In this paper, we propose a new content-based image retrieval method based on an efficient combination of shape and texture features. The novelty of the proposed method includes: 1) Exponent moments (EMs) is introduced to describe image shape, which has many desirable properties such as expression efficiency, robustness to noise, geometric invariance, and fast computation etc.; 2) localized angular phase histogram is used to depict image texture, which is robust to illumination, scaling, and image blurring; 3) EMs descriptor and LAPH are combined effectively for color image retrieval.

The rest of this paper is organized as follows. A review of previous related work is presented in Section II. Section III recalls the decomposition and reconstruction about EMs. Section IV provides the detailed construction of LAPH. Section V discusses the content based color image retrieval using EMD and LAPH. Simulation results in Section VI will show the performance of our CBIR scheme. Finally, Section VII concludes this presentation.

2 Related work

Over the past decades, CBIR has been an active area of research in many applications, and many low-level visual features have been extracted and applied for image retrieval. Color is one of the most common and determinant low-level visual features, which is stable against direction variations, size of image and background complexity. As conventional color features used in CBIR, there are color histogram, color correlogram, color structure descriptor (CSD), and scalable color descriptor (SCD). The latter two are MPEG-7 color descriptors [40]. Chen et al. [6] proposed an adaptive color feature extraction scheme by considering the color distribution of an image. Based on the binary quaternion-moment-preserving (BQMP) thresholding technique, the proposed extraction methods, fixed cardinality (FC) and variable cardinality (VC), are able to extract color features by preserving the color distribution of an image up to the third moment and to substantially reduce the distortion incurred in the extraction process. Li et al. [20] presented a novel algorithm based on running subblocks with different similarity weights for object-based image retrieval. By splitting the entire image into certain subblocks, the color region information and similarity matrix analysis are used to retrieval images under the query of special object. Liu et al. [26] proposed a novel image feature representation method, namely, the color difference histogram (CDH), which is used to describe image features for image retrieval. For the proposed histogram, orientation and perceptual color information are combined in the unified framework, and both of their spatial layouts are considered. Talib et al. [39] proposed a new semantic feature extracted from dominant colors (weight for each DC).
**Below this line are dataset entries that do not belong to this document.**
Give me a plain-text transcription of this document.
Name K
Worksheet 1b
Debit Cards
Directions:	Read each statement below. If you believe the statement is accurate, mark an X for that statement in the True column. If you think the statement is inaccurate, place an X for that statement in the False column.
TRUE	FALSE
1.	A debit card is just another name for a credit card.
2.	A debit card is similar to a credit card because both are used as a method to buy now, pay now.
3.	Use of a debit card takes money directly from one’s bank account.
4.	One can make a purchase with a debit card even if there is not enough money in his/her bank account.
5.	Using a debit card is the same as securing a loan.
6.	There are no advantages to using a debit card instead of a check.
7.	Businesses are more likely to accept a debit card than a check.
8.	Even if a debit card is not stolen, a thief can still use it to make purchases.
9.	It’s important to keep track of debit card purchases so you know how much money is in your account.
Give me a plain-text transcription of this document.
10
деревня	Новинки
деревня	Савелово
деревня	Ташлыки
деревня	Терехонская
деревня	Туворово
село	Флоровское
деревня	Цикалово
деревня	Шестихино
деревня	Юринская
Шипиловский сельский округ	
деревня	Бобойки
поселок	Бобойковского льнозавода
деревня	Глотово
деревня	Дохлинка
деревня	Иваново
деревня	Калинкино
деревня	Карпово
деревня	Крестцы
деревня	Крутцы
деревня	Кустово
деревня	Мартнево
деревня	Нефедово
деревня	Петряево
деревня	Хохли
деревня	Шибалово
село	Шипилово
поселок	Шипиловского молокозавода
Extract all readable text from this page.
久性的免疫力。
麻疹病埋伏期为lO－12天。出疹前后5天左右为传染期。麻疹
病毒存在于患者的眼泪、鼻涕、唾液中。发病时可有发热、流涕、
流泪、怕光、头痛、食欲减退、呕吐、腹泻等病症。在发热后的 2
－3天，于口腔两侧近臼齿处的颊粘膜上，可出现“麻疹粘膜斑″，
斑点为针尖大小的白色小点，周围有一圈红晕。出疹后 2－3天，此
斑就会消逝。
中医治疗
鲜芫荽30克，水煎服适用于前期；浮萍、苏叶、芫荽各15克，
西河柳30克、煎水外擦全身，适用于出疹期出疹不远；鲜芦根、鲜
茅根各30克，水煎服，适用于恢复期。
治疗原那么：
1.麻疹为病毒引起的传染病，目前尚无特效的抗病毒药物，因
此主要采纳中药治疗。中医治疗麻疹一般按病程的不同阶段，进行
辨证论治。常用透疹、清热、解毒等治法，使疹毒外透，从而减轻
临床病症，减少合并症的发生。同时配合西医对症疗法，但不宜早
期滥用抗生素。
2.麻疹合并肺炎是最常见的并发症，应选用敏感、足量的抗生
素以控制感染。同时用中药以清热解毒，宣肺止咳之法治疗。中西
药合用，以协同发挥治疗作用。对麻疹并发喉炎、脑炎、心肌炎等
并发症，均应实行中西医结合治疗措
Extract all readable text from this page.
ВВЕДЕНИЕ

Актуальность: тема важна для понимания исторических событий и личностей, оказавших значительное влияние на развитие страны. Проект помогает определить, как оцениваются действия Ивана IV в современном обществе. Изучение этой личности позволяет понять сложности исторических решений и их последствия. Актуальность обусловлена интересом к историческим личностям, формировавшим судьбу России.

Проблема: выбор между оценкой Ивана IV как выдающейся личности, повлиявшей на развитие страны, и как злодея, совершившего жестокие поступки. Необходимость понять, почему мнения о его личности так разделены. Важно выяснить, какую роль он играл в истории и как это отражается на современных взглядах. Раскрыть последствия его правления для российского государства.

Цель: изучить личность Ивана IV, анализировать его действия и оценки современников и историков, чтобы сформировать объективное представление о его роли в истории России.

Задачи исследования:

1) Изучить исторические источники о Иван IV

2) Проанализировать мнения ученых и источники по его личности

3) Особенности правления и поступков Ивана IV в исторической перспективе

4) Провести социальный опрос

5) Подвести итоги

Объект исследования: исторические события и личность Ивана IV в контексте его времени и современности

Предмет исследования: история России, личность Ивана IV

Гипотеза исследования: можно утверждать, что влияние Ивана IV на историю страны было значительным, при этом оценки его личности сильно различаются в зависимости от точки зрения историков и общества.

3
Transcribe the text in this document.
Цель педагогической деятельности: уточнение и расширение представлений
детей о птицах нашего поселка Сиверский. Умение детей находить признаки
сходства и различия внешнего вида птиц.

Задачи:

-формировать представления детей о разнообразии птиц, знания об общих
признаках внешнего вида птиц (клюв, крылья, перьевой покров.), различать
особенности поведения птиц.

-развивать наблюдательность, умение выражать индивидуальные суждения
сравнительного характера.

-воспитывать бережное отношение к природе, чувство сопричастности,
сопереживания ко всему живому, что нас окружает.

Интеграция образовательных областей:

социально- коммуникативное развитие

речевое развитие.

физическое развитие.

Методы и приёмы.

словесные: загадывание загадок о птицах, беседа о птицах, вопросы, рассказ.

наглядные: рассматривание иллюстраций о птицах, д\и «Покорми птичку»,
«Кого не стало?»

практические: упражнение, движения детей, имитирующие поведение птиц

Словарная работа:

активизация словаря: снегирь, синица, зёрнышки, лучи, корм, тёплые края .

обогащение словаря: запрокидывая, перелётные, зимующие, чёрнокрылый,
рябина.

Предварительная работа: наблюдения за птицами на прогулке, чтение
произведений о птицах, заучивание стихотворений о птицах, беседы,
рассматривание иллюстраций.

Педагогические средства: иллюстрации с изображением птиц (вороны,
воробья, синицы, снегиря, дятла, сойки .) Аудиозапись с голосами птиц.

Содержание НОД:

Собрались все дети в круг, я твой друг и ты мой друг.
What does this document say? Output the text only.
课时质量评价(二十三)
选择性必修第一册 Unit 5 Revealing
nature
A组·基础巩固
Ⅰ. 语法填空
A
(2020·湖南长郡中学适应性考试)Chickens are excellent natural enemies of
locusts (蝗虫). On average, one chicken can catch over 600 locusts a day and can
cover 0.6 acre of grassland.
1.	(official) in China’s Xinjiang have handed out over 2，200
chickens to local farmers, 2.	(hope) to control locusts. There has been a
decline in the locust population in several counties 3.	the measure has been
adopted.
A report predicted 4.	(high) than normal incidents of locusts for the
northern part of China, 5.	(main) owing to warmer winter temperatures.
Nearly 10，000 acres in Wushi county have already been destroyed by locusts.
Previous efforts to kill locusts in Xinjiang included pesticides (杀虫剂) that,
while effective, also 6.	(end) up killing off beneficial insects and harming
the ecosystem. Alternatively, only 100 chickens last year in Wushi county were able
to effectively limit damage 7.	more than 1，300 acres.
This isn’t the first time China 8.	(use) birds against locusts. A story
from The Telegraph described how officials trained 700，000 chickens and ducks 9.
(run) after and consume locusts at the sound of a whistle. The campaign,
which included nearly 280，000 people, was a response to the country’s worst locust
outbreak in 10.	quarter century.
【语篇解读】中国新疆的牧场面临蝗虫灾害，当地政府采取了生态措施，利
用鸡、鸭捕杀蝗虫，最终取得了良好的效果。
The newly proposed technique helps reduce the effect of image background on image matching decision where an object’s colors receive much more focus. Aptoula et al. [4] presented three morphological color descriptors, one making use of granulometries independently computed for each subquantized color and two employing the principle of multiresolution histograms for describing color, using respectively morphological levelings and watersheds.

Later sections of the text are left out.